Setelah belajar dasar khat, Utsman Thaha melanjutkan pelajaran khatnya kepada para pakar di kota. Guru-gurunya yaitu Muhammad Ali Al Maulawi, Muhammad Al Khathib, Husain Husni At Turki, Al Khatthath Syaikh Abdul Jawwad, dan Prof. Ibrahim Ar Rifa’i. Kemudian ia kuliah di Universitas Damaskus dan memiliki berkesempatan lebih mendalami khat dengan para master kaligrafi. Di antaranya yaitu dengan Prof. Muhammad Badawi Ad Dirani, seorang ahli khath Syam, Prof. Hasyim Muhammad Al Baghdadi, seorang ahli khath dari Irak, dan pada tahun 1973 ia mendapatkan ijazah dari guru besar ilmu khat dunia, Syaikh Hamid Al-Amidi Turki.
Sebelum mendapatkan ijazah, Utsman Thaha telah menulis mushaf Al-Qur’an pertama kali untuk Kementerian Wakaf Suriah pada tahun 1970. Namun setelah mendapatkan ijazah dari Syaikh Hamid Al-Amidi, karier kaligrafinya semakin moncer. Pada tahun 1988 ia mulai didaulat sebagai salah satu juri lomba kaligrafi internasional. Di tahun yang sama, ia pun mendapatkan kepercayaan untuk menjadi penulis kaligrafi di penerbitan Al-Qur’an Kompleks Raja Fahd. Sejak itu pun ia mulai tinggal di Madinah.
Kompleks Raja Fahd ini memang mengerjakan megaproyek dalam penerbitan Al-Qur’an. Melalui kesempatan inilah goresan tangan Utsman Thaha dikenal muslim sejagad raya. Dalam hal ini, Kyai Afifuddin Dimyati (Gus Awis) dengan artikel Utsman Thaha; Sang Maestro Khat Al-Qur’an mencatat beberapa karakteristik penulisan mushaf Madinah. Gus Awis menyebut ada empat karakter yang mudah diingat oleh para pembacanya.
Pertama, mushaf Madinah menghindari gaya penulisan huruf bertumpuk, sehingga semua kalangan tidak menemukan kerumitan. Kedua, mushaf ini menghindari variasi huruf-huruf yang rancu, misalnya huruf ra yang ujungnya melengkung. Maka mushaf ini terlihat sederhana namun rapi dan indah. Ketiga, huruf yang dituliskan diberikan ruang yang agak lebar, agar tidak terlalu rapat dan penulisan huruf pun jelas. Keempat, mushaf ini memiliki standar baris yakni 15 baris. Sehingga tiap juznya pun rapi 20 halaman, kecuali juz 30 yang mencapai 23 halaman.
Demikianlah mushaf Madinah karya Utsman Thaha. Di balik itu, terdapat hal yang menarik saat ia mengerjakan karyanya.

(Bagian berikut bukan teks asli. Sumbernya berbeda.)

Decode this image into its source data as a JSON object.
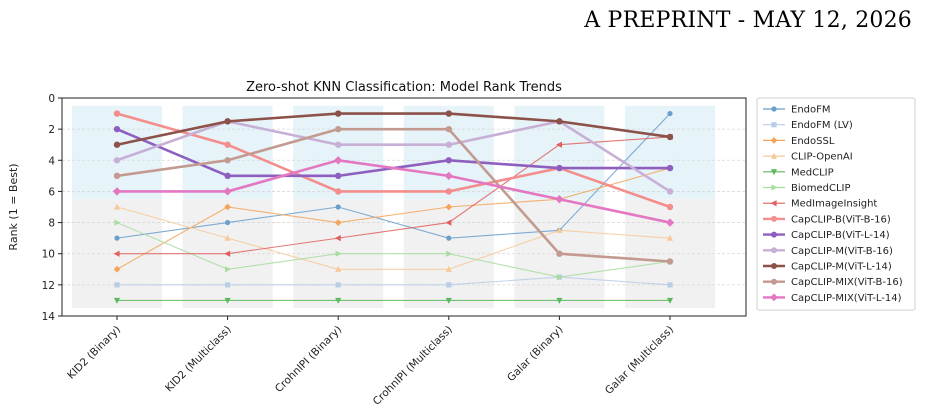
{
  "header": {
    "text": "A PREPRINT - MAY 12, 2026"
  },
  "chart_data": {
    "type": "line",
    "title": "Zero-shot KNN Classification: Model Rank Trends",
    "ylabel": "Rank (1 = Best)",
    "xlabel": "",
    "categories": [
      "KID2 (Binary)",
      "KID2 (Multiclass)",
      "CrohnIPI (Binary)",
      "CrohnIPI (Multiclass)",
      "Galar (Binary)",
      "Galar (Multiclass)"
    ],
    "ylim": [
      14,
      0
    ],
    "y_inverted": true,
    "yticks": [
      0,
      2,
      4,
      6,
      8,
      10,
      12,
      14
    ],
    "grid": "on",
    "legend_position": "right",
    "series": [
      {
        "name": "EndoFM",
        "values": [
          9,
          8,
          7,
          9,
          8.5,
          1
        ],
        "color": "#6a9fcc",
        "marker": "circle",
        "bold": false
      },
      {
        "name": "EndoFM (LV)",
        "values": [
          12,
          12,
          12,
          12,
          11.5,
          12
        ],
        "color": "#b9cde6",
        "marker": "square",
        "bold": false
      },
      {
        "name": "EndoSSL",
        "values": [
          11,
          7,
          8,
          7,
          6.5,
          4.5
        ],
        "color": "#f5a45a",
        "marker": "diamond",
        "bold": false
      },
      {
        "name": "CLIP-OpenAI",
        "values": [
          7,
          9,
          11,
          11,
          8.5,
          9
        ],
        "color": "#f7c998",
        "marker": "triangle-up",
        "bold": false
      },
      {
        "name": "MedCLIP",
        "values": [
          13,
          13,
          13,
          13,
          13,
          13
        ],
        "color": "#5cb85c",
        "marker": "triangle-down",
        "bold": false
      },
      {
        "name": "BiomedCLIP",
        "values": [
          8,
          11,
          10,
          10,
          11.5,
          10.5
        ],
        "color": "#a8dca0",
        "marker": "triangle-right",
        "bold": false
      },
      {
        "name": "MedImageInsight",
        "values": [
          10,
          10,
          9,
          8,
          3,
          2.5
        ],
        "color": "#e0605f",
        "marker": "triangle-left",
        "bold": false
      },
      {
        "name": "CapCLIP-B(ViT-B-16)",
        "values": [
          1,
          3,
          6,
          6,
          4.5,
          7
        ],
        "color": "#f48e8c",
        "marker": "circle",
        "bold": true
      },
      {
        "name": "CapCLIP-B(ViT-L-14)",
        "values": [
          2,
          5,
          5,
          4,
          4.5,
          4.5
        ],
        "color": "#8e5fbf",
        "marker": "circle",
        "bold": true
      },
      {
        "name": "CapCLIP-M(ViT-B-16)",
        "values": [
          4,
          1.5,
          3,
          3,
          1.5,
          6
        ],
        "color": "#c7afd6",
        "marker": "circle",
        "bold": true
      },
      {
        "name": "CapCLIP-M(ViT-L-14)",
        "values": [
          3,
          1.5,
          1,
          1,
          1.5,
          2.5
        ],
        "color": "#8c5149",
        "marker": "circle",
        "bold": true
      },
      {
        "name": "CapCLIP-MIX(ViT-B-16)",
        "values": [
          5,
          4,
          2,
          2,
          10,
          10.5
        ],
        "color": "#c39a90",
        "marker": "circle",
        "bold": true
      },
      {
        "name": "CapCLIP-MIX(ViT-L-14)",
        "values": [
          6,
          6,
          4,
          5,
          6.5,
          8
        ],
        "color": "#e377c2",
        "marker": "diamond",
        "bold": true
      }
    ]
  }
}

Baca juga: Sering Merasa Takut? Baca Ayat Ini Untuk Menangkal Gangguan Jin
Teladan saat Utsman Thaha Menulis Mushaf
Dilansir dari Arab News.com, Utsman Thaha memang konsisten menggores ayat-ayat Al-Qur’an. Meskipun sudah belasan mushaf yang ditulisnya dengan berbagai qiraat seperti Imam Warsy, Hafs, Ad-Duri, dan Qalun, namun ia tetap merasakan getaran yang berbeda saat menggores ayat-ayat Al-Qur’an. Terlebih ayat itu tentang surga dan neraka.
“I wish the verses about Jannah (heaven) would never end, and my hand trembles when I write the verses about Jahannam (hell).”
“Saya berharap ayat tentang surge takkan pernah ada habisnya, dan tangan saya gemetar saat menulis ayat tentang neraka,” ujarnya.
Ini menandakan bahwa dalam proses penulisan mushaf, ia juga menyelam memahami apa yang ditulisnya. Ia pun terus konsisten hingga kini hasil goresannya tak hanya dinikmati dalam bentuk mushaf cetak, melainkan juga digital. Bahkan, gaya goresannya turut dijadikan standar font internasional. Dari dedikasinya yang tinggi hingga 40 tahun lebih ia lalui, memang layak diganjar dengan penghargaan yang berarti.